Redémarrage urgent

•Le retour à la vie normale ne sera pas possible de sitôt.

Mais le redémarrage, même progressif, de l’économie est une nécessité. C’est probablement le chantier le plus vital aujourd’hui et le plus urgent, après l’urgence sanitaire, bien entendu. Pour ce qui est du timing, il n’est pas difficile de comprendre l’ampleur des dégâts et des pertes en milliards de DH. L’économie mondiale est entièrement impactée, certes, mais certains pays ont déjà redémarré leurs activités. Ce n’est pas que les vies humaines y sont moins importantes, mais très probablement parce que la situation économique est devenue intenable.
A entendre les dernières déclarations du ministre des finances, le Maroc est déjà engagé dans cette voie. Mais il devra accélérer la cadence, car chaque jour qui passe est l’équivalent de plusieurs milliards qui s’évaporent, et de pertes de revenus pour des millions de ménages.
Au début de la pandémie, toutes les composantes du pays ont démontré que, quand la situation l’exigeait, l’on pouvait assumer un engagement collectif. C’est d’ailleurs de cette manière que le pire scénario a pu être évité. Aujourd’hui c’est avec le même esprit collectif qu’il faudra attaquer la prochaine phase, tout aussi cruciale, qui est de redémarrer l’économie, car la tâche ne sera pas facile.
D’abord à cause du risque sanitaire persistant. Actuellement, la pandémie est en train de s’acheminer vers une stabilisation. Certes. Mais le virus est, et restera, toujours actif et mobile, donc dangereux. Le premier grand défi pour le redémarrage de la machine économique consistera donc à sécuriser les conditions de travail pour rassurer les salariés et les faire revenir, sans qu’ils ne soient angoissés par les risques de contamination.

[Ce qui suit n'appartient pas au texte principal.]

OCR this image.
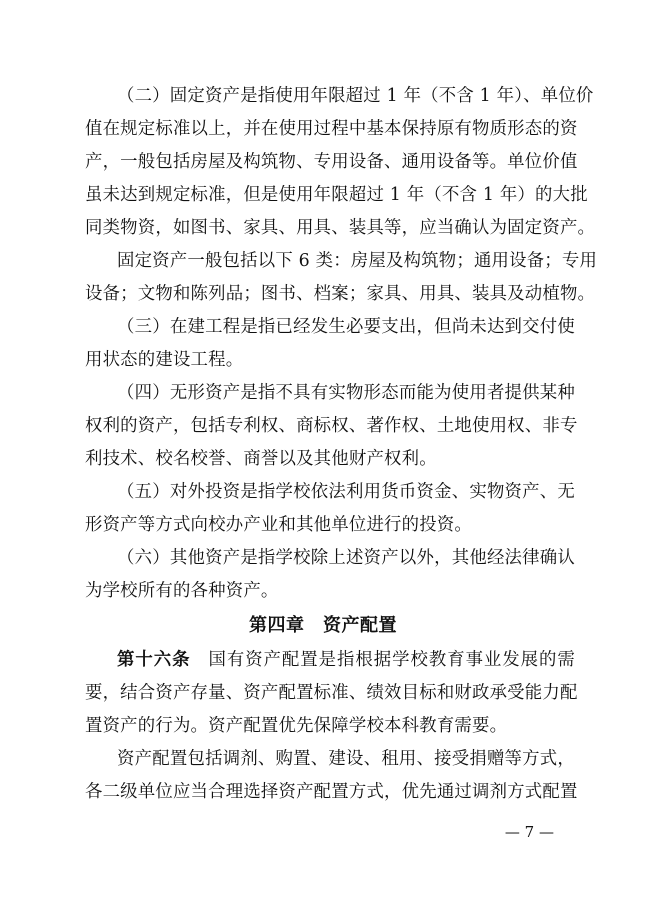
（二）固定资产是指使用年限超过 1 年（不含 1 年）、单位价
值在规定标准以上，并在使用过程中基本保持原有物质形态的资
产，一般包括房屋及构筑物、专用设备、通用设备等。单位价值
虽未达到规定标准，但是使用年限超过 1 年（不含 1 年）的大批
同类物资，如图书、家具、用具、装具等，应当确认为固定资产。
固定资产一般包括以下 6 类：房屋及构筑物；通用设备；专用
设备；文物和陈列品；图书、档案；家具、用具、装具及动植物。
（三）在建工程是指已经发生必要支出，但尚未达到交付使
用状态的建设工程。
（四）无形资产是指不具有实物形态而能为使用者提供某种
权利的资产，包括专利权、商标权、著作权、土地使用权、非专
利技术、校名校誉、商誉以及其他财产权利。
（五）对外投资是指学校依法利用货币资金、实物资产、无
形资产等方式向校办产业和其他单位进行的投资。
（六）其他资产是指学校除上述资产以外，其他经法律确认
为学校所有的各种资产。
第四章　资产配置
第十六条 国有资产配置是指根据学校教育事业发展的需
要，结合资产存量、资产配置标准、绩效目标和财政承受能力配
置资产的行为。资产配置优先保障学校本科教育需要。
资产配置包括调剂、购置、建设、租用、接受捐赠等方式，
各二级单位应当合理选择资产配置方式，优先通过调剂方式配置
— 7 —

Le deuxième défi sera évidemment d’ordre financier. Certes, l’Etat a déjà injecté plusieurs milliards dans la première phase de la pandémie, que ce soit pour financer le dispositif sanitaire ou pour aider les millions de ménages et les entreprises à amortir le choc violent causé par l’arrêt des activités. Pour la prochaine phase de redémarrage de l’économie, la seule voie possible de sortie sera encore des financements massifs publics. C’est le même schéma à l’échelle planétaire. Au Maroc, pour ce qui reste de l’année 2020, mais aussi pour les deux années qui viennent, les finances publiques devront être réorientées vers un seul objectif : remettre rapidement sur pieds l’économie en continuant de parer aux urgences sociales.
Le redémarrage de l’économie à ce stade n’est pas un luxe, mais une nécessité. Y compris pour l’Etat lui-même, car ce sont les entreprises qui, dans quelques mois, devront prendre le relais en repayant à nouveau les salaires, en versant leurs cotisations sociales, en payant leurs impôts…
Il y a forcément un équilibre à trouver entre l’urgence sanitaire et les impératifs socioéconomiques vitaux.
Mais une chose est sûre, il vaut mieux, dès aujourd’hui, une reprise bien préparée, organisée, structurée et encadrée que de laisser les opérateurs économiques, entreprises, commerçants, artisans et autres, procéder en rangs dispersés et incontrôlés. Cela pourrait déboucher sur une autre catastrophe sanitaire.